Two schoolboys in northeastern China were injured five days ago by a chemical bomb abandoned by Japanese troops during World War II.

Liu Hao, nine, a native of Lianhuapao Village in Dunhua, Jilin Province, suffered serious wounds on his right hand and right leg. The other boy, also nine, suffered less severe injuries. The children were sent to a local hospital for treatment.

Local police sealed up the bomb and cordoned off the area around the village to prevent additional injuries.

Liu and three other children uncovered the chemical weapons five days ago when they were playing near a river close to their village, Liu's grandmother told local media.

Out of curiosity, one of the boys pried open the rusted weapon and an orange liquid flowed out, the woman said.

Burnt by the liquid that spilled on his leg, the boy threw the 50-centimeter-long tube to the ground. The liquid splashed onto his fingers and legs.

The two other boys escaped unharmed.

Some 670,000 chemical weapons were dumped in Dunhua, the area in China with the most abandoned Japanese chemical weapons, according to a report in Shanghai's Oriental Outlook.

Earlier this month, two Japanese veterans in their 80s, who served during World War II, went to Dunhua to identify the locations where they recalled burying toxic weapons.

Although no chemical weapons were discovered, they provided a rough map of sites of discarded weapons, local media said.

Bu Ping, vice president of the Heilongjiang Academy of Social Sciences and a researcher on chemical weapons left by the Japanese, estimates that more than 2 million toxic chemical weapons were left in dozens of Chinese cities and provinces at the end of World War II.

Since the end of the war, about 2,000 Chinese have been injured or killed by abandoned weapons.

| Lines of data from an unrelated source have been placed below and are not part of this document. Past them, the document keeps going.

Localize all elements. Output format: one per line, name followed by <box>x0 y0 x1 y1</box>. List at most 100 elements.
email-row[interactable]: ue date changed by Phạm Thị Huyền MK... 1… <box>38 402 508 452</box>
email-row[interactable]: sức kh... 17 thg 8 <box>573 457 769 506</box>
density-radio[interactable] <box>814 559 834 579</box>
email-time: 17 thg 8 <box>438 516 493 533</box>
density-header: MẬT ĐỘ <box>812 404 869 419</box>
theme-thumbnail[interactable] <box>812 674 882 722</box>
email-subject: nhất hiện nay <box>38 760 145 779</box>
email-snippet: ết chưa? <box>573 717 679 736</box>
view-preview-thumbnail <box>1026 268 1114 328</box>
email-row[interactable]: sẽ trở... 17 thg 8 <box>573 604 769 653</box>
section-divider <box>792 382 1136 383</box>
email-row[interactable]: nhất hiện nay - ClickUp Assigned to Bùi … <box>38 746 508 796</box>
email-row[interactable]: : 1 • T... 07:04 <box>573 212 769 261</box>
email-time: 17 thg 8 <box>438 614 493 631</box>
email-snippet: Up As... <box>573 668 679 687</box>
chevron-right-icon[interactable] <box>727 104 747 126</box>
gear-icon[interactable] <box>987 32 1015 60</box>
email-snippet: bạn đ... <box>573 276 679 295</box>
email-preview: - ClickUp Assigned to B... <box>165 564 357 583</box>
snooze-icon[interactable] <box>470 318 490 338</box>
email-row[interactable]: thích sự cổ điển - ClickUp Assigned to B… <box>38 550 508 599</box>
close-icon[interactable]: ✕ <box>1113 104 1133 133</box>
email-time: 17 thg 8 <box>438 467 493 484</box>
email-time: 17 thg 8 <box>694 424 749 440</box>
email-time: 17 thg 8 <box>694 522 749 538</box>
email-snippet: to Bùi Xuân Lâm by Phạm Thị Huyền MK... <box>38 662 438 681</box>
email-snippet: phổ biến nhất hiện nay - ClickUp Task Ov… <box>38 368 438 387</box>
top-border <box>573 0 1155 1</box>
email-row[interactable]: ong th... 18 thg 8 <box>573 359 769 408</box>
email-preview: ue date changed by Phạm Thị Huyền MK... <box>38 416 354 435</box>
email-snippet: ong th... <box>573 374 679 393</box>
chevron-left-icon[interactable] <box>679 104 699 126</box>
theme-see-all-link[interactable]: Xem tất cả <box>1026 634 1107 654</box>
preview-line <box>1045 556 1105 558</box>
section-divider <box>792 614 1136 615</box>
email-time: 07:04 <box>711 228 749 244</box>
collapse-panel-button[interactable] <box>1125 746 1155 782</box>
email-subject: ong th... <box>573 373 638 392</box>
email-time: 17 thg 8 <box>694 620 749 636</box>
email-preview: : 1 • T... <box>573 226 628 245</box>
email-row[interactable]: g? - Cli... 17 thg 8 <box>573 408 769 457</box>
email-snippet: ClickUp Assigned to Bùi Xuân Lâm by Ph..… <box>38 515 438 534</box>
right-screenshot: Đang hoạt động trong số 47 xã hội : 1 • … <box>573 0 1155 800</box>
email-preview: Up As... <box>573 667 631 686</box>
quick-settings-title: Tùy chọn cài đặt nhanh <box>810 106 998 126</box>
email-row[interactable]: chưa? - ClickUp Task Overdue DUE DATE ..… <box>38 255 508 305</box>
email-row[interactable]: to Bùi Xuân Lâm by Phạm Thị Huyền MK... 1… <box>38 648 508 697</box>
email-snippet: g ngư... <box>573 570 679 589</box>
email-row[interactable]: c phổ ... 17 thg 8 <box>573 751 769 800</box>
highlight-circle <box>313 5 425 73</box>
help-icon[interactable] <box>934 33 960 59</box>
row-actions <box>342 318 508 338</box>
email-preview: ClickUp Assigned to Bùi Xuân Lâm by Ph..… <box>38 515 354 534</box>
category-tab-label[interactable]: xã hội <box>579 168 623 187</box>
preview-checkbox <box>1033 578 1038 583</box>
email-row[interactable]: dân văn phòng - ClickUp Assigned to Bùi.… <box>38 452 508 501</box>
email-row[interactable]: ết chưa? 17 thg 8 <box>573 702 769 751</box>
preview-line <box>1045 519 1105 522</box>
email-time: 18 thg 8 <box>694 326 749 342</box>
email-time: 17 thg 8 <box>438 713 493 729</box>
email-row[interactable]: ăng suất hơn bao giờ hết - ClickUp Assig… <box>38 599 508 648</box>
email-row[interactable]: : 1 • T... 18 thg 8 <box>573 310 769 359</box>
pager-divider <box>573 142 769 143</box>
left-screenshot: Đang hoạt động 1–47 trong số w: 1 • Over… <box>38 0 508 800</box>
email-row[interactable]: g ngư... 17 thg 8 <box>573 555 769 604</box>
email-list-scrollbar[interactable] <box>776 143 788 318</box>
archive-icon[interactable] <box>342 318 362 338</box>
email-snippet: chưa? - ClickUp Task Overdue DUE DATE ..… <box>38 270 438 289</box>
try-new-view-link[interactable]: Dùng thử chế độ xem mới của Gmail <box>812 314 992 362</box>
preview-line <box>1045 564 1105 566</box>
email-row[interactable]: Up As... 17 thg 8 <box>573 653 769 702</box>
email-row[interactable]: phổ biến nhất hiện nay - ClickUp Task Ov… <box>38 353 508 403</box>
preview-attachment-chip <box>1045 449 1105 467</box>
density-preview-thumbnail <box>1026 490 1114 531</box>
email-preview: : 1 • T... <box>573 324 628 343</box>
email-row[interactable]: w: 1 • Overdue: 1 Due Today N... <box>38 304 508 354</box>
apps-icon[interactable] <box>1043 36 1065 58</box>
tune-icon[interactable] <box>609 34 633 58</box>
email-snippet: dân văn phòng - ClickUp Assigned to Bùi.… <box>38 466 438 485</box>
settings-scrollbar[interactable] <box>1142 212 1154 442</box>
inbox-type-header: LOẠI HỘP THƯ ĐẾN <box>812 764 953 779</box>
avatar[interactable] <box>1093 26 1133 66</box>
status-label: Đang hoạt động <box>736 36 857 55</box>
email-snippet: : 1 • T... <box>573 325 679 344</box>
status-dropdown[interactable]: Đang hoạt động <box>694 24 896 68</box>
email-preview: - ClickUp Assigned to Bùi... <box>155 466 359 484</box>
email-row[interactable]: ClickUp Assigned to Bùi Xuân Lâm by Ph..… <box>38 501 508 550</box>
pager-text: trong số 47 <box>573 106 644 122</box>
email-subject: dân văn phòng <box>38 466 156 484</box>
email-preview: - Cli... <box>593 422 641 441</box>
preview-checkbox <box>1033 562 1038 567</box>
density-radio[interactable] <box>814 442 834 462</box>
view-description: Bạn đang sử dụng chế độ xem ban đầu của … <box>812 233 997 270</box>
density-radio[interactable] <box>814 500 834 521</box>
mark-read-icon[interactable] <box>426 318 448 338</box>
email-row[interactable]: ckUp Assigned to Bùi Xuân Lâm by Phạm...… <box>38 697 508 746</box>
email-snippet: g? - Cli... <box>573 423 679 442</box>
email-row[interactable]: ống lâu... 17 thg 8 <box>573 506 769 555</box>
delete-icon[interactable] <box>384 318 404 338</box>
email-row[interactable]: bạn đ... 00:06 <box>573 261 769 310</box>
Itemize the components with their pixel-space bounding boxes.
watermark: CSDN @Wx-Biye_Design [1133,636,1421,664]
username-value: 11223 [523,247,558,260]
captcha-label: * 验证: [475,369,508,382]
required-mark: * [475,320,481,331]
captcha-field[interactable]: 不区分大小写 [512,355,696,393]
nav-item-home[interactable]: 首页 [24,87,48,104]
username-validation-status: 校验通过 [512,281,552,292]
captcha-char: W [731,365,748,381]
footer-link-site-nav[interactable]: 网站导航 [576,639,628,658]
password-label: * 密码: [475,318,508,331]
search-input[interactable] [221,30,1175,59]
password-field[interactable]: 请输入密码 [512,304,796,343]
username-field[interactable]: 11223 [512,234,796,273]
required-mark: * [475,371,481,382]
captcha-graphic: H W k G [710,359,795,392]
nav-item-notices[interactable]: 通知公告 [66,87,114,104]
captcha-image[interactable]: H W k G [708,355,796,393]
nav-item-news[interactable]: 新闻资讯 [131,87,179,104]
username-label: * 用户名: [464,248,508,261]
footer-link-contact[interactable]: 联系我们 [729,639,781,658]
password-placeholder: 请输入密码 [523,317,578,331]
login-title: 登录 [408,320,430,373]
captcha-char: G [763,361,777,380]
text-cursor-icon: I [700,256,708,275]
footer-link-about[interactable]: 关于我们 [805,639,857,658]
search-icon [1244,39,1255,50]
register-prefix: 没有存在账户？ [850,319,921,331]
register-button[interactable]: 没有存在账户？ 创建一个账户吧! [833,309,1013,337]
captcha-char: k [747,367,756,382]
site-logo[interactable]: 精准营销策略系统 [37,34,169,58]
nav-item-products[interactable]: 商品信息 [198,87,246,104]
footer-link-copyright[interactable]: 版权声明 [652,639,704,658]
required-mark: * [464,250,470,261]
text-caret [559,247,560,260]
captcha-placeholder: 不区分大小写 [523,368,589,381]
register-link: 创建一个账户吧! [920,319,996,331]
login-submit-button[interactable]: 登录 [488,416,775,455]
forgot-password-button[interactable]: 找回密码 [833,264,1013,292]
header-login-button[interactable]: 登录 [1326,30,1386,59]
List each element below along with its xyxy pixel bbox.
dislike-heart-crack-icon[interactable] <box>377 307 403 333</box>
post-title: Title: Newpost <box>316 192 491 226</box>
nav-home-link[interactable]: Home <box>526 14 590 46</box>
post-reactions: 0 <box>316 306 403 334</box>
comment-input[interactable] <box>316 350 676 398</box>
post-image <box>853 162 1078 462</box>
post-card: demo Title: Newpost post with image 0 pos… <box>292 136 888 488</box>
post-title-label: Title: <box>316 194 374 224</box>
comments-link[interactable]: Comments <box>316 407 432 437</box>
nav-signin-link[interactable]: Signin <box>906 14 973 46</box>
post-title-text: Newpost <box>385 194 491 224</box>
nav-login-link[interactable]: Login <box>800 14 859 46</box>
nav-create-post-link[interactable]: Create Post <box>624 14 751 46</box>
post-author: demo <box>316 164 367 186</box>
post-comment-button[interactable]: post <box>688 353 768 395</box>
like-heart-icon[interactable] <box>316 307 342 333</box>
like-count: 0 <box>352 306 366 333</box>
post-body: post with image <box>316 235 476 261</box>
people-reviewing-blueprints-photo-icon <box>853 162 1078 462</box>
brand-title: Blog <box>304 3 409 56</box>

A leak killed one person and injured 43 when barrels of mustard gas were dug up at a construction site in Qiqihar, Heilongjiang Province, last year.

However, the Japanese government has been hesitant to compensate victims, claiming that inadequate data exists to prove cases in court.

On Saturday, the Japan Defense Agency published a historical document stating that Japanese troops used toxic mustard gas as a chemical weapon when invading China during World War II, according to Japan's Mainichi Shimbun. The document reportedly said that a Japanese military official ordered his soldiers to use chemical weapons on key facilities when troops invaded Shanxi Province in north China on February 6, 1942.

Acting on the official's orders, Japanese special forces placed barrels of mustard gas at 10 locations in specified areas, the report said.

To date, the Japanese government has denied using deadly chemical weapons such as mustard gas during World War II, although it has admitted using non-lethal chemical weapons.

The report urged the Japanese government to conduct thorough investigations into the use of chemical weapons during World War II to prevent future accidents.